A/B test your landing pages
As well as testing your landing pages with friends and colleagues, you can run A/B tests on your pages: Randomly serve 2 different versions of a landing page, and see which page results in more sales or other conversions. Google Website Optimizer can help automate this process.
As an alternative to A/B testing, you can make improvements to 1 landing page and measure how the bounce rate changes compared to other landing pages. For example, if bounce rates generally stay the same or increase over the course of a month, but your changed landing page shows a drop in bounce rate over the same period, then the chances are good that your changes reduced that page’s bounce rate.
A final word on bounce rates
In this series of articles, you’ve looked at:
- The concept of bounce rates, and why they’re important
- How to measure your bounce rates, and
- How to reduce bounce rates.
Now take a look at your own site’s bounce rate and see if you can lower it. By reducing your site’s bounce rate, you’re increasing visitor interaction on your site. This usually means happier visitors and a more successful site. Have fun!
mauco says
Google Website Optimizer as mentioned is a good tool to help in optimizing landing page to reduce your bounce rate. Another useful tool is http://www.ClickTale.com because it will actully help you ‘ really see’ what visitors are upto when they visit your site. This information will then help you know areas to focus on.

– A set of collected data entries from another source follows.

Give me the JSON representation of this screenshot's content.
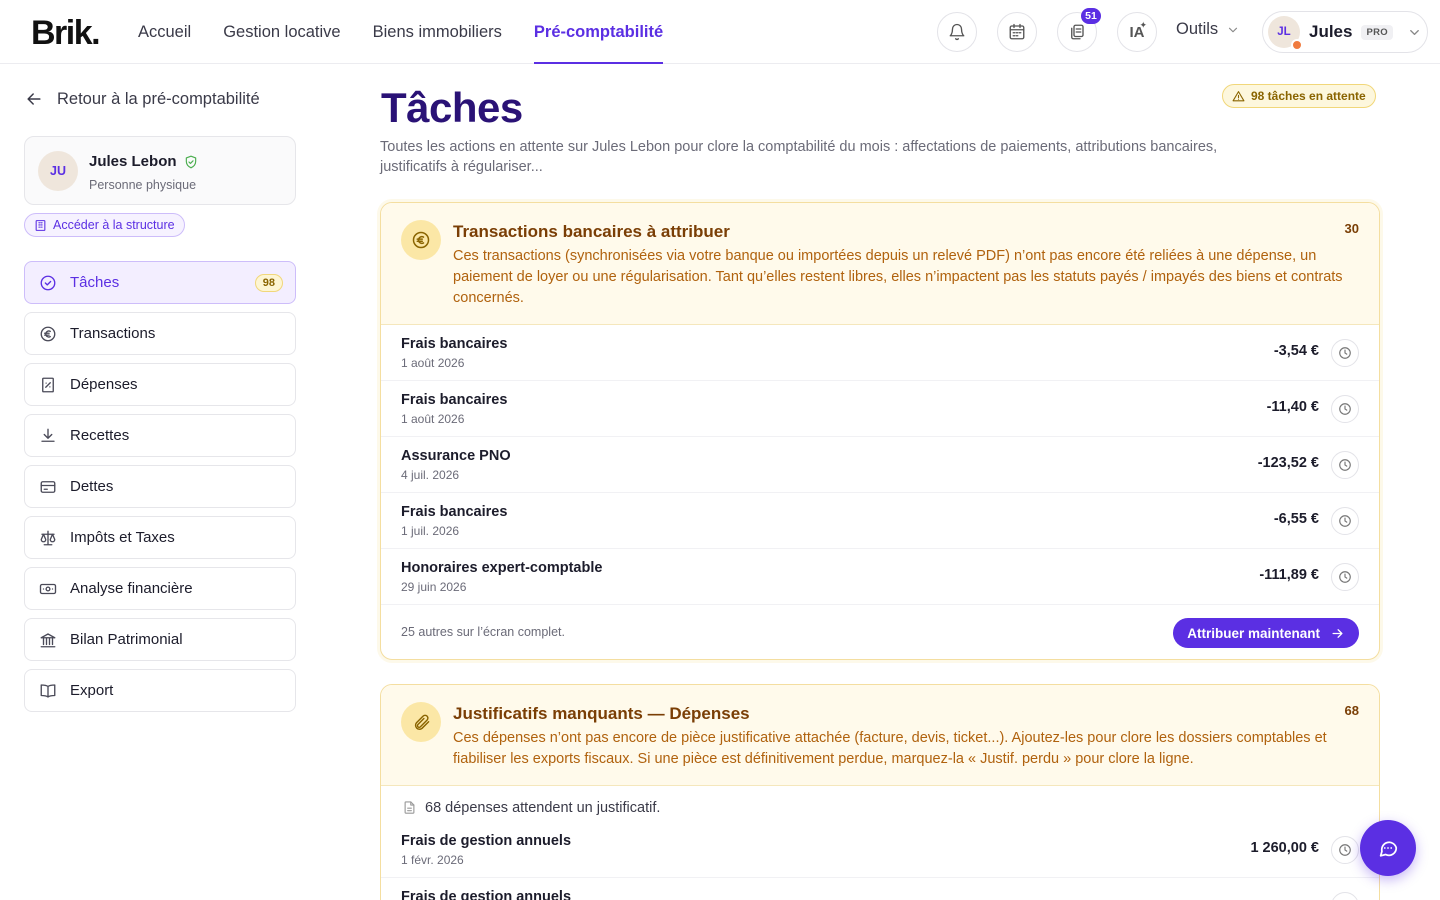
{
  "header": {
    "logo": "Brik.",
    "nav": [
      {
        "label": "Accueil",
        "active": false
      },
      {
        "label": "Gestion locative",
        "active": false
      },
      {
        "label": "Biens immobiliers",
        "active": false
      },
      {
        "label": "Pré-comptabilité",
        "active": true
      }
    ],
    "notifications_badge": "51",
    "ia_label": "IA",
    "tools_label": "Outils",
    "user": {
      "initials": "JL",
      "name": "Jules",
      "badge": "PRO"
    }
  },
  "sidebar": {
    "back_label": "Retour à la pré-comptabilité",
    "person": {
      "initials": "JU",
      "name": "Jules Lebon",
      "type": "Personne physique"
    },
    "structure_link": "Accéder à la structure",
    "items": [
      {
        "label": "Tâches",
        "icon": "check-circle-icon",
        "count": "98",
        "active": true
      },
      {
        "label": "Transactions",
        "icon": "euro-icon"
      },
      {
        "label": "Dépenses",
        "icon": "receipt-icon"
      },
      {
        "label": "Recettes",
        "icon": "download-icon"
      },
      {
        "label": "Dettes",
        "icon": "credit-card-icon"
      },
      {
        "label": "Impôts et Taxes",
        "icon": "scale-icon"
      },
      {
        "label": "Analyse financière",
        "icon": "banknote-icon"
      },
      {
        "label": "Bilan Patrimonial",
        "icon": "bank-icon"
      },
      {
        "label": "Export",
        "icon": "book-icon"
      }
    ]
  },
  "main": {
    "title": "Tâches",
    "pending_badge": "98 tâches en attente",
    "description": "Toutes les actions en attente sur Jules Lebon pour clore la comptabilité du mois : affectations de paiements, attributions bancaires, justificatifs à régulariser...",
    "transactions_card": {
      "title": "Transactions bancaires à attribuer",
      "count": "30",
      "description": "Ces transactions (synchronisées via votre banque ou importées depuis un relevé PDF) n’ont pas encore été reliées à une dépense, un paiement de loyer ou une régularisation. Tant qu’elles restent libres, elles n’impactent pas les statuts payés / impayés des biens et contrats concernés.",
      "rows": [
        {
          "name": "Frais bancaires",
          "date": "1 août 2026",
          "amount": "-3,54 €"
        },
        {
          "name": "Frais bancaires",
          "date": "1 août 2026",
          "amount": "-11,40 €"
        },
        {
          "name": "Assurance PNO",
          "date": "4 juil. 2026",
          "amount": "-123,52 €"
        },
        {
          "name": "Frais bancaires",
          "date": "1 juil. 2026",
          "amount": "-6,55 €"
        },
        {
          "name": "Honoraires expert-comptable",
          "date": "29 juin 2026",
          "amount": "-111,89 €"
        }
      ],
      "more_text": "25 autres sur l’écran complet.",
      "cta_label": "Attribuer maintenant"
    },
    "receipts_card": {
      "title": "Justificatifs manquants — Dépenses",
      "count": "68",
      "description": "Ces dépenses n’ont pas encore de pièce justificative attachée (facture, devis, ticket...). Ajoutez-les pour clore les dossiers comptables et fiabiliser les exports fiscaux. Si une pièce est définitivement perdue, marquez-la « Justif. perdu » pour clore la ligne.",
      "note": "68 dépenses attendent un justificatif.",
      "rows": [
        {
          "name": "Frais de gestion annuels",
          "date": "1 févr. 2026",
          "amount": "1 260,00 €"
        },
        {
          "name": "Frais de gestion annuels",
          "date": "",
          "amount": ""
        }
      ]
    }
  }
}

I actually know of a company that fired their web designer because they noticed that they were having a high bounce rates for several consecutive months despite their various efforts to rectify the situation. I believe this situation could have been avoid if the guy had applied some of these tips in this Elated post.
matt says
Thanks for your feedback mauco. 🙂 ClickTale looks very useful, if a bit “Big Brother”-like! Great for usability testing.
Cheers,
Matt
nicolebrown says
Saw this interesting research about site metrics:
http://www.analyticsseo.com/blog/average-website-metrics-google-analytics-bounce-rate-time-on-site
Looks like a typical bounce rate is about 40 %.
pcstokes says
Bounce rate is extremely important. I’m constantly trying to reduce it on several sites. Nicole, I wish I could get it down to 40% — I could live with that. I may be wrong about this, but it seems that people can spend considerable time on a web page, and then exit, and that counts as a bounce? If that’s the case, it may be important to know how long they “viewed” your page before exiting. For example, if they spend 1 second, ouch! But if they spend 5 minutes, not so bad. I’ll be sure to check out clicktale.
chrishirst says
“Bounce rate” is only “important” for PPC landing pages. It means absolutely nothing at all for “organic” search.
mauco says
@chrishirst: please elaborate on your comment?
Because I feel its important to both, but the level of importance (to either the landing page or ‘organic’ search) depends on the overall theme/purpose of the site. Or am I missing something here?
chrishirst says
Yes, you are missing what “bounce rate” actually means for various types of page.
“organic search” is mainly just random individuals clicking links.
They may or may not be looking for your products or services, even moreso if you engage in the random, machine gun marketing of “social media”.
These visitors are NOT targeted in any way shape or form.
What are they there for?
Why would they want to stay on your site?
What if your page is a lead generating page, Adsense or Affiliate ad loaded page?
100% bounce rate is desirable in those cases because visitors arrive and leave via the adverts.
Now if you have PAID FOR THAT VISIT to a specific page so you want them to leave via the checkout page. So in that case 100% bounce is NOT desirable.
“Bounce rate” means different things to different people, before you can state what “bounce rate” is best, “right” or “normal” you HAVE to know the purpose of the page.